The board numbers are relevant only to engineers sourcing replacement boards for module-level repair rather than whole-unit exchange.
Q1: Why is the PSM-26 so commonly encountered as a replacement part compared to the PSM-15 or PSM-37?
The 29.8kW / 106A power class precisely covers the most common machine configuration in the Fanuc alpha system era: a mid-power spindle (7.5kW–15kW SPM) combined with two to four servo axis SVM modules.
This configuration profile describes a large fraction of all Fanuc-controlled CNC lathes and machining centres built in the 1990s and 2000s.
The PSM-15 at 17.5kW is sometimes undersized for this spindle power class, and the PSM-37 is more than needed.
The PSM-26 was the correct selection for these machines at the design stage, which is why it now accounts for a disproportionately large share of the alpha PSM replacement market — it is simply in more machines.
Q2: Can the A06B-6087-H126 power alpha i series SVM modules (A06B-6114 series) on the same DC bus as the original alpha SVM modules?
No.
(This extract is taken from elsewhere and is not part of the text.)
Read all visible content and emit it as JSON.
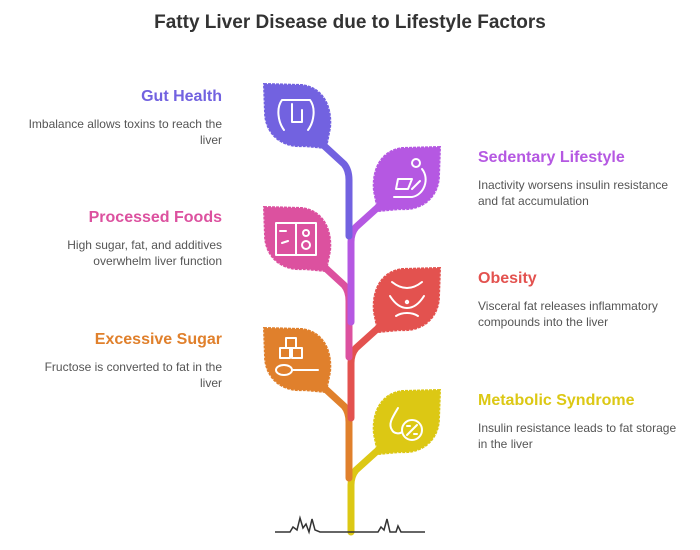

The alpha i amplifier generation (A06B-6114 SVM and A06B-6120 SPM series) uses the A06B-6110 aiPS power supply.
The DC bus interface, control power distribution, and battery circuit architecture differ between the alpha and alpha i generations.
They cannot share the same DC bus, and the A06B-6087-H126 cannot serve as the power supply for alpha i modules.
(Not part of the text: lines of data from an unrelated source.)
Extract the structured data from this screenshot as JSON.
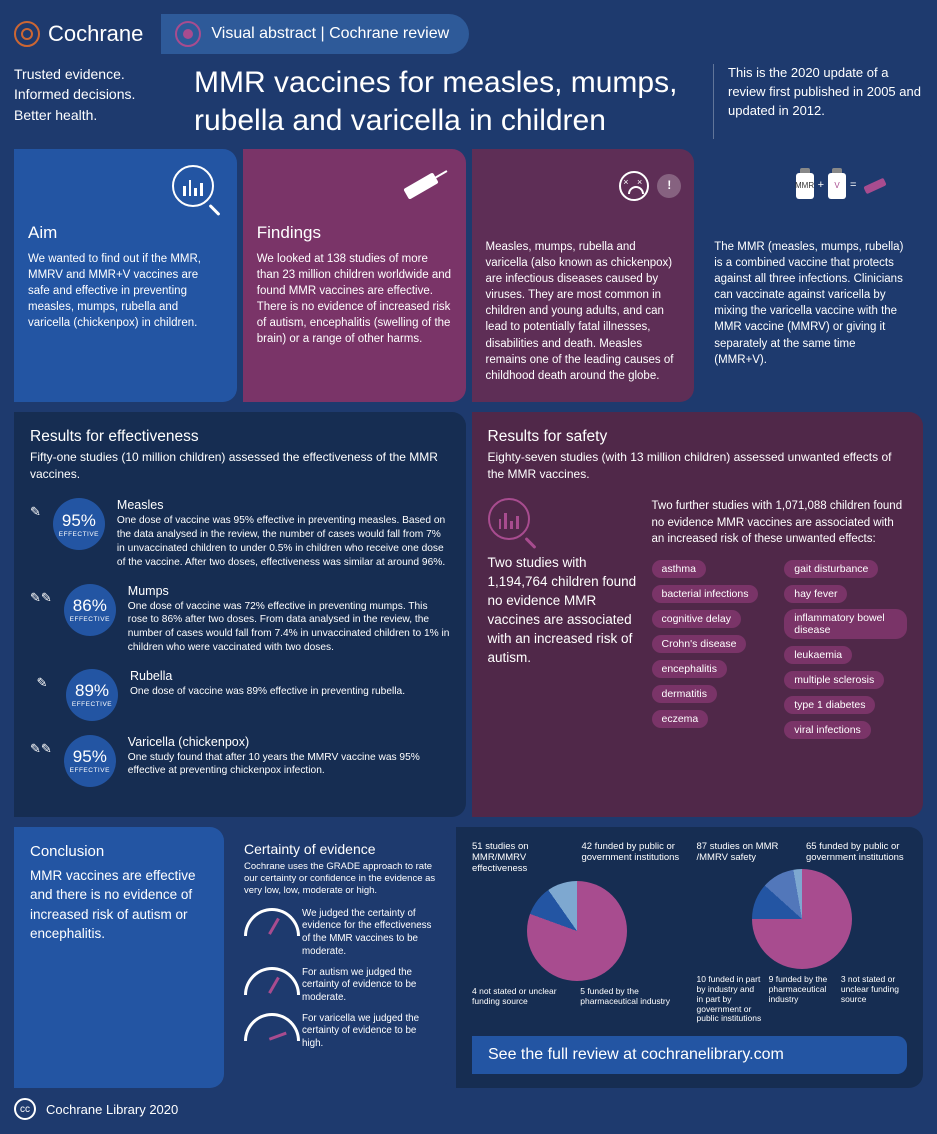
{
  "brand": "Cochrane",
  "visual_abstract_label": "Visual abstract | Cochrane review",
  "tagline_l1": "Trusted evidence.",
  "tagline_l2": "Informed decisions.",
  "tagline_l3": "Better health.",
  "title": "MMR vaccines for measles, mumps, rubella and varicella in children",
  "update_note": "This is the 2020 update of a review first published in 2005 and updated in 2012.",
  "aim_h": "Aim",
  "aim_t": "We wanted to find out if the MMR, MMRV and MMR+V vaccines are safe and effective in preventing measles, mumps, rubella and varicella (chickenpox) in children.",
  "findings_h": "Findings",
  "findings_t": "We looked at 138 studies of more than 23 million children worldwide and found MMR vaccines are effective. There is no evidence of increased risk of autism, encephalitis (swelling of the brain) or a range of other harms.",
  "diseases_t": "Measles, mumps, rubella and varicella (also known as chickenpox) are infectious diseases caused by viruses. They are most common in children and young adults, and can lead to potentially fatal illnesses, disabilities and death. Measles remains one of the leading causes of childhood death around the globe.",
  "mmr_expl": "The MMR (measles, mumps, rubella) is a combined vaccine that protects against all three infections. Clinicians can vaccinate against varicella by mixing the varicella vaccine with the MMR vaccine (MMRV) or giving it separately at the same time (MMR+V).",
  "vial1": "MMR",
  "vial2": "V",
  "eff_h": "Results for effectiveness",
  "eff_sub": "Fifty-one studies (10 million children) assessed the effectiveness of the MMR vaccines.",
  "eff": [
    {
      "pct": "95%",
      "lbl": "EFFECTIVE",
      "dose": "✎",
      "name": "Measles",
      "text": "One dose of vaccine was 95% effective in preventing measles. Based on the data analysed in the review, the number of cases would fall from 7% in unvaccinated children to under 0.5% in children who receive one dose of the vaccine. After two doses, effectiveness was similar at around 96%."
    },
    {
      "pct": "86%",
      "lbl": "EFFECTIVE",
      "dose": "✎✎",
      "name": "Mumps",
      "text": "One dose of vaccine was 72% effective in preventing mumps. This rose to 86% after two doses. From data analysed in the review, the number of cases would fall from 7.4% in unvaccinated children to 1% in children who were vaccinated with two doses."
    },
    {
      "pct": "89%",
      "lbl": "EFFECTIVE",
      "dose": "✎",
      "name": "Rubella",
      "text": "One dose of vaccine was 89% effective in preventing rubella."
    },
    {
      "pct": "95%",
      "lbl": "EFFECTIVE",
      "dose": "✎✎",
      "name": "Varicella (chickenpox)",
      "text": "One study found that after 10 years the MMRV vaccine was 95% effective at preventing chickenpox infection."
    }
  ],
  "safe_h": "Results for safety",
  "safe_sub": "Eighty-seven studies (with 13 million children) assessed unwanted effects of the MMR vaccines.",
  "safe_left": "Two studies with 1,194,764 children found no evidence MMR vaccines are associated with an increased risk of autism.",
  "safe_right_intro": "Two further studies with 1,071,088 children found no evidence MMR vaccines are associated with an increased risk of these unwanted effects:",
  "pills_a": [
    "asthma",
    "bacterial infections",
    "cognitive delay",
    "Crohn's disease",
    "encephalitis",
    "dermatitis",
    "eczema"
  ],
  "pills_b": [
    "gait disturbance",
    "hay fever",
    "inflammatory bowel disease",
    "leukaemia",
    "multiple sclerosis",
    "type 1 diabetes",
    "viral infections"
  ],
  "concl_h": "Conclusion",
  "concl_t": "MMR vaccines are effective and there is no evidence of increased risk of autism or encephalitis.",
  "cert_h": "Certainty of evidence",
  "cert_sub": "Cochrane uses the GRADE approach to rate our certainty or confidence in the evidence as very low, low, moderate or high.",
  "cert1": "We judged the certainty of evidence for the effectiveness of the MMR vaccines to be moderate.",
  "cert2": "For autism we judged the certainty of evidence to be moderate.",
  "cert3": "For varicella we judged the certainty of evidence to be high.",
  "fund1_h1": "51 studies on MMR/MMRV effectiveness",
  "fund1_h2": "42 funded by public or government institutions",
  "fund1_l1": "4 not stated or unclear funding source",
  "fund1_l2": "5 funded by the pharmaceutical industry",
  "fund2_h1": "87 studies on MMR /MMRV safety",
  "fund2_h2": "65 funded by public or government institutions",
  "fund2_l1": "10 funded in part by industry and in part by government or public institutions",
  "fund2_l2": "9 funded by the pharmaceutical industry",
  "fund2_l3": "3 not stated or unclear funding source",
  "full_review": "See the full review at cochranelibrary.com",
  "copyright": "Cochrane Library 2020"
}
Any machine retrofitting from alpha to alpha i amplifiers must also replace the PSM with the corresponding aiPS module.
Q3: The PSM-26 contains a firing board (A20B-2902-0280 or A20B-2902-0380) not mentioned in many other alpha PSM descriptions — what does this board do?
The firing board in the PSM-26 generates the gate drive signals that switch the three main transistor modules.
In the regenerative front end, the gate drive timing must be precisely coordinated with the three-phase AC supply voltage waveform to ensure that regenerated energy is injected into the correct phase at the correct moment.
The firing board monitors the AC supply phase angles and controls the transistor switching sequence accordingly.
In smaller PSM modules, this function may be integrated into the main wiring board; the PSM-26's use of a separate firing board reflects the current level and the associated gate drive power requirements at this module class.
Q4: After fitting a replacement PSM-26, the machine immediately shows AL04 (DC link voltage drop). What are the most likely causes?
AL04 on the PSM-26 indicates the DC bus voltage has fallen below the operating threshold.
With a new PSM, the most common cause is a fault in one of the downstream SVM or SPM modules causing an excessive load on the bus immediately after power-up, preventing the bus from reaching operating voltage during the pre-charge phase.
Disconnect all SVM and SPM modules from the bus bar and power up the PSM alone — if it reaches full bus voltage and holds it without AL04, reconnect the amplifier modules one by one to identify which module is causing the excessive bus load.
If AL04 occurs with no downstream modules connected, inspect the PSM's internal pre-charge resistor and contactor circuit.
Q5: The PSM-26 uses 300A transistor modules internally — are these individually available for repair, and does a failed transistor module make the unit unrepairable?
The 300A transistor modules are available as individual spare parts and can be replaced during a module-level repair by a qualified engineer.
A failed transistor module in the PSM-26 does not condemn the unit — it is one of the most common repair interventions on these modules.
A transistor failure typically presents as AL01 (overcurrent in main power module) that persists even after the AC input voltage is checked and the downstream bus is clear of faults. Diagnosis should confirm which of the three transistor modules has failed before ordering replacement parts.
A unit with a transistor failure repaired and both boards confirmed functional can be returned to full-rated service.